FY18 challenging for Indian banks, NPAs to rise: Icra
Terming FY18 as a "challenging" year for Indian banking, domestic rating agency Icra today said newer segments like MSMEs and farmers are also reporting stress, and NPAs for listed banks will shoot up to 10.2 per cent by FY18-end.
It said the April-June period saw fresh slippages shooting up to a five-quarter high of Rs 1.15 lakh crore and estimated that the system will end FY18 with slippages of Rs 3 lakh crore.
On an annualised basis, the 6.3 per cent for Q1FY18 is higher than 6.2 per cent (annualised) for the preceding March quarter and the 5.5 per cent tracked in FY17, it said.
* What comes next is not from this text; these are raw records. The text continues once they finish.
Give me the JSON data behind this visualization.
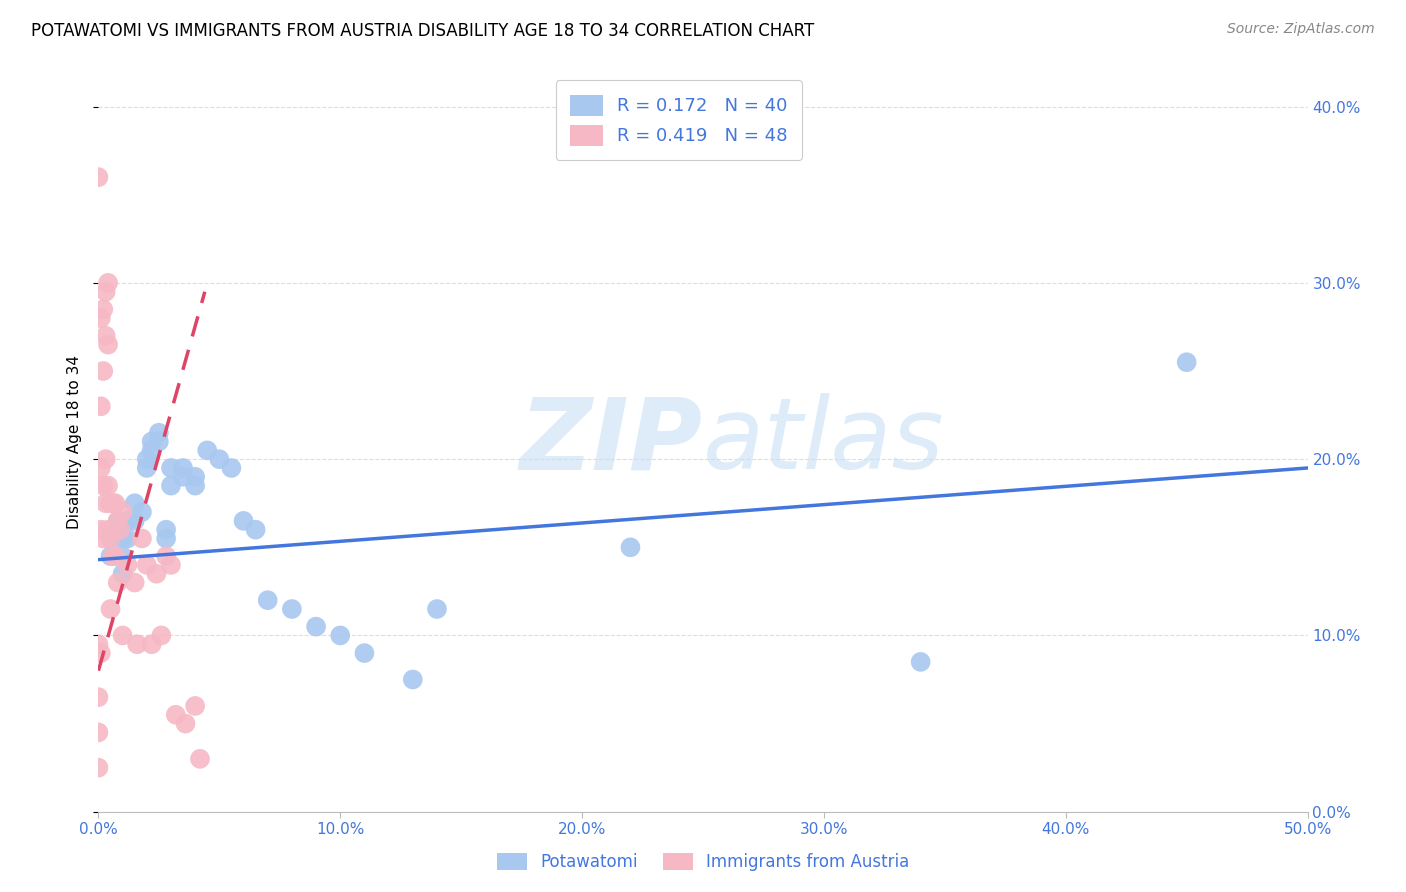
{
  "title": "POTAWATOMI VS IMMIGRANTS FROM AUSTRIA DISABILITY AGE 18 TO 34 CORRELATION CHART",
  "source": "Source: ZipAtlas.com",
  "xlabel_bottom": "Potawatomi",
  "xlabel_bottom2": "Immigrants from Austria",
  "ylabel": "Disability Age 18 to 34",
  "xlim": [
    0.0,
    0.5
  ],
  "ylim": [
    0.0,
    0.42
  ],
  "blue_R": 0.172,
  "blue_N": 40,
  "pink_R": 0.419,
  "pink_N": 48,
  "blue_color": "#A8C8F0",
  "pink_color": "#F5B8C4",
  "blue_line_color": "#4477DD",
  "pink_line_color": "#DD4466",
  "grid_color": "#DDDDDD",
  "text_color": "#4477DD",
  "watermark_zip": "ZIP",
  "watermark_atlas": "atlas",
  "blue_scatter_x": [
    0.005,
    0.005,
    0.008,
    0.01,
    0.01,
    0.01,
    0.012,
    0.012,
    0.015,
    0.015,
    0.018,
    0.02,
    0.02,
    0.022,
    0.022,
    0.025,
    0.025,
    0.028,
    0.028,
    0.03,
    0.03,
    0.035,
    0.035,
    0.04,
    0.04,
    0.045,
    0.05,
    0.055,
    0.06,
    0.065,
    0.07,
    0.08,
    0.09,
    0.1,
    0.11,
    0.13,
    0.14,
    0.22,
    0.34,
    0.45
  ],
  "blue_scatter_y": [
    0.155,
    0.145,
    0.165,
    0.155,
    0.145,
    0.135,
    0.165,
    0.155,
    0.175,
    0.165,
    0.17,
    0.2,
    0.195,
    0.21,
    0.205,
    0.215,
    0.21,
    0.16,
    0.155,
    0.195,
    0.185,
    0.195,
    0.19,
    0.19,
    0.185,
    0.205,
    0.2,
    0.195,
    0.165,
    0.16,
    0.12,
    0.115,
    0.105,
    0.1,
    0.09,
    0.075,
    0.115,
    0.15,
    0.085,
    0.255
  ],
  "pink_scatter_x": [
    0.0,
    0.0,
    0.0,
    0.0,
    0.0,
    0.001,
    0.001,
    0.001,
    0.001,
    0.001,
    0.002,
    0.002,
    0.002,
    0.002,
    0.003,
    0.003,
    0.003,
    0.003,
    0.004,
    0.004,
    0.004,
    0.004,
    0.005,
    0.005,
    0.005,
    0.006,
    0.006,
    0.007,
    0.007,
    0.008,
    0.008,
    0.009,
    0.01,
    0.01,
    0.012,
    0.015,
    0.016,
    0.018,
    0.02,
    0.022,
    0.024,
    0.026,
    0.028,
    0.03,
    0.032,
    0.036,
    0.04,
    0.042
  ],
  "pink_scatter_y": [
    0.36,
    0.095,
    0.065,
    0.045,
    0.025,
    0.28,
    0.23,
    0.195,
    0.16,
    0.09,
    0.285,
    0.25,
    0.185,
    0.155,
    0.295,
    0.27,
    0.2,
    0.175,
    0.3,
    0.265,
    0.185,
    0.16,
    0.175,
    0.155,
    0.115,
    0.175,
    0.145,
    0.175,
    0.145,
    0.165,
    0.13,
    0.16,
    0.17,
    0.1,
    0.14,
    0.13,
    0.095,
    0.155,
    0.14,
    0.095,
    0.135,
    0.1,
    0.145,
    0.14,
    0.055,
    0.05,
    0.06,
    0.03
  ],
  "blue_line_x": [
    0.0,
    0.5
  ],
  "blue_line_y": [
    0.143,
    0.195
  ],
  "pink_line_x": [
    0.0,
    0.044
  ],
  "pink_line_y": [
    0.08,
    0.295
  ]
}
Apart from large corporates, trouble is also being reported from the micro, small and medium enterprises segment and the farm loans, which together contributed for half of the incremental NPAs, its group head Karthik Srinivasan told reporters over a conference call.
He said the MSMEs are facing trouble because of the transient impact of Goods and Services Tax implementation, while it is the weakening of the credit culture in the aftermath of waivers that is affecting the farm loans.
The gross NPAs for the 41 listed banks are likely to increase to Rs 8.8-9.0 trillion (9.9-10.2 per cent) by March 31, 2018 from the 9.5 per cent at the end of FY17.
Because of the rising NPAs, the amount of provisions to be set aside as cover will also increase.
Banks are also writing-off loans at a faster clip (Rs 30,600 crore in Q1FY18 versus Rs 22,100 crore) in order to compress the GNPA figures, and recoveries and upgrades continue to be weak, it said.
Srinivasan warned that the money set aside for the accounts in the newer list of stressed assets cases to be filed under the bankruptcy code is low, especially for the state-run lenders, and will also impact profitability.
Credit growth is expected to be slower and will come between 7-8 per cent for FY18, it said.
All this will have an impact on the capital positions for the banks, it said, adding that over Rs 1.3 lakh crore in core equity capital will have to be raised by the Indian banks during the fiscal as they gear up for adhering with newer requirements under the Basel-III framework.
The agency warned that at least six state-run lenders are at the risk of undershooting the minimum capital buffers if the government does not recapitalise them.
On the additional tier-I instrument, the agency said the issuances will be lower in FY18 than in FY17, it said, pointing out instances of issues being abandoned recently by some weaker banks.
"We feel FY18 will be a challenging for banks and especially so for the public sector banks. There are pressures on asset quality, net interest incomes, profitability, provisions and capital requirements," he said.